Migração Haitiana: Racismo e Continuidade Colonial
A migração haitiana expõe claramente a natureza racializada das políticas migratórias nas Américas. O CEJIL documentou obstáculos específicos enfrentados por haitianos que buscam proteção internacional na região (CEJIL, 2025). A MSF, por sua vez, destaca que essa população é particularmente afetada por expulsões aceleradas, negação de asilo e confinamento prolongado em condições inseguras (MSF, 2025).
Na República Dominicana, essas dinâmicas se manifestam em práticas sistemáticas de perseguição racial: detenções arbitrárias, deportações em massa, violência sexual contra mulheres haitianas e deportação de gestantes haitianas, além da exclusão de crianças do sistema educacional. Essas práticas constituem uma continuidade colonial que desumaniza a população haitiana e viola sistematicamente seus direitos fundamentais, sob o olhar indiferente das organizações internacionais.

Migração como Direito, Resistência como Prática
Em conjunto, os relatórios do CEJIL e do MSF confirmam que a migração na América Central e nas Américas está sendo gerida a partir de uma lógica de exclusão que aprofunda as desigualdades históricas e produz sofrimento evitável. De uma perspectiva crítica e decolonial, é urgente desmantelar um sistema que prioriza o controle e a soberania sobre a vida.

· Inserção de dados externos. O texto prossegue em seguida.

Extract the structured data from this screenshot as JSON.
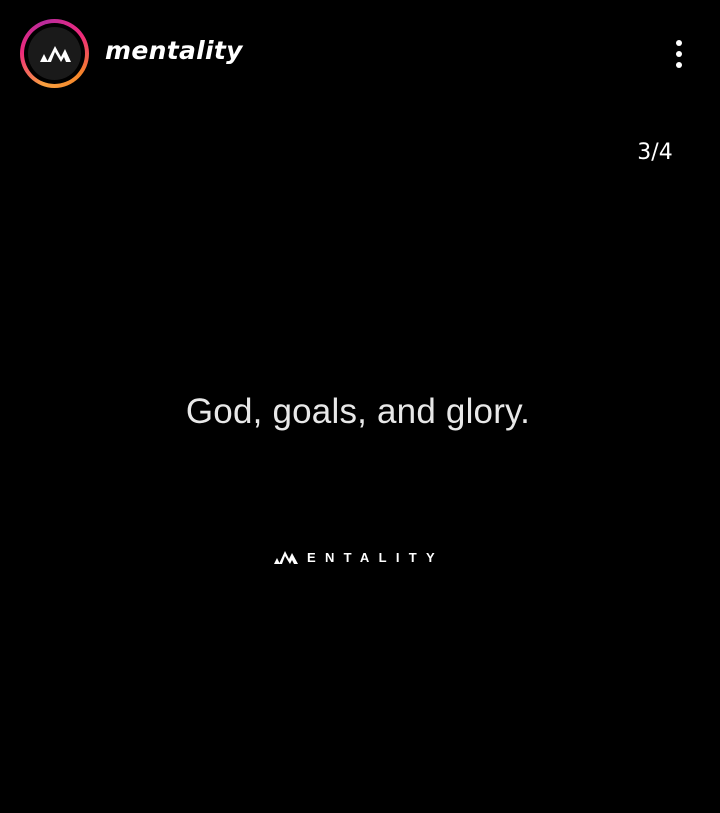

Apesar desse cenário, os migrantes não são apenas vítimas. Os relatórios também mostram – ainda que de forma fragmentada – a existência de redes comunitárias, organizações locais e práticas de cuidado que sustentam a vida em contextos de abandono institucional. A migração é, em si, um ato de resistência contra uma ordem que nega direitos presentes e futuros.

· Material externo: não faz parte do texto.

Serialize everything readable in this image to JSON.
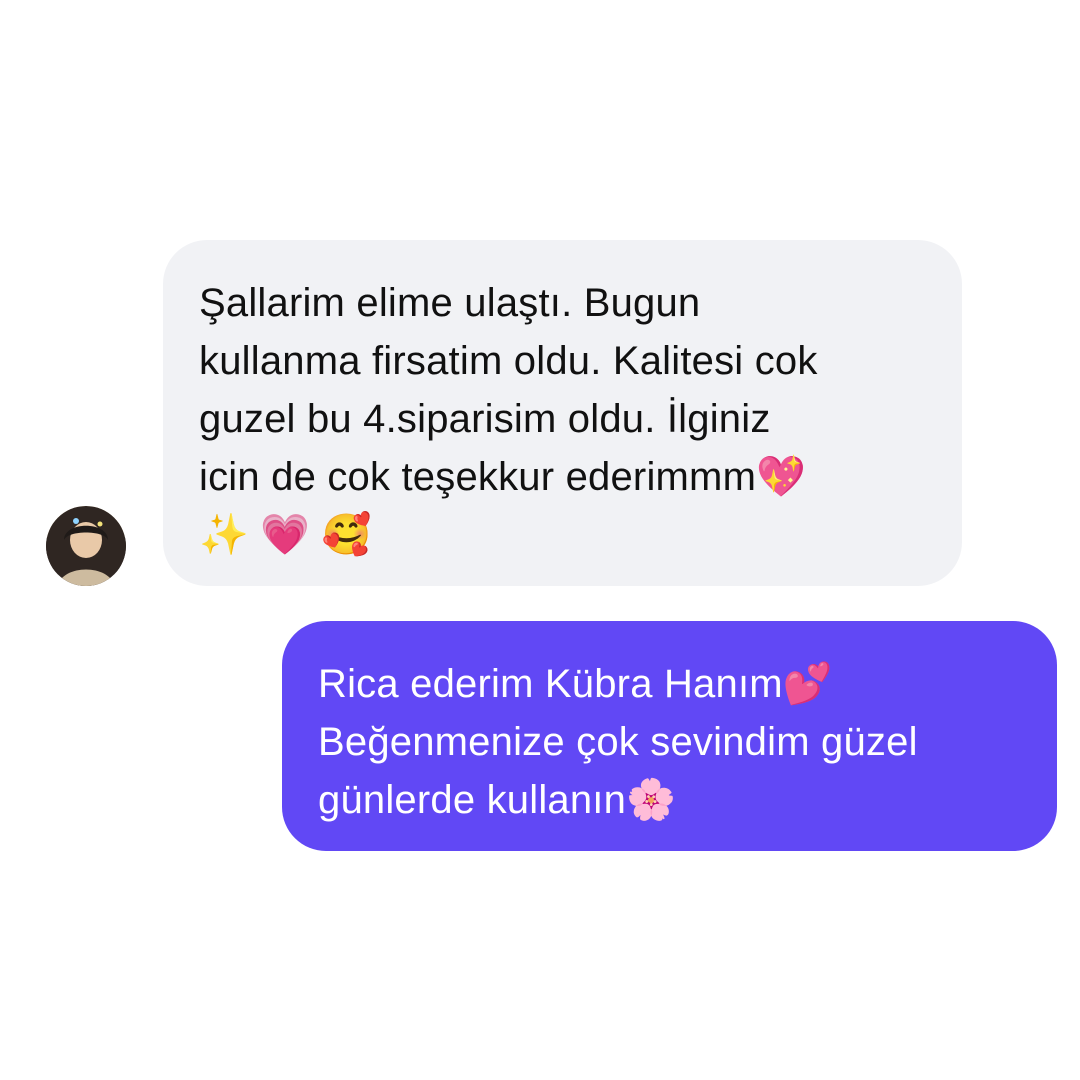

No Dia Internacional dos Migrantes, reconhecer a dignidade das pessoas em movimento implica transformar políticas que geram violência, garantir rotas seguras, proteger territórios fronteiriços e confrontar o racismo estrutural que permeia a gestão migratória. A migração não é o problema; o problema é uma ordem que expulsa, rejeita e viola, e que ainda resiste a reconhecer a mobilidade humana como um direito.

Na AfroResistência, afirmamos que a migração, e em particular a migração de pessoas negras nas Américas, é uma consequência direta do racismo estrutural e de uma ordem colonial que continua a produzir expulsão, desapropriação e morte. Nosso trabalho tem se concentrado em denunciar a criminalização e a desumanização de migrantes afrodescendentes, tornando visível a violência que enfrentam nas rotas e nas fronteiras, e desafiando as políticas e narrativas que os retratam como uma ameaça, desumanizando-os. Migrar é um direito; a resistência é uma prática política contra um sistema que nega a humanidade dos corpos negros em movimento.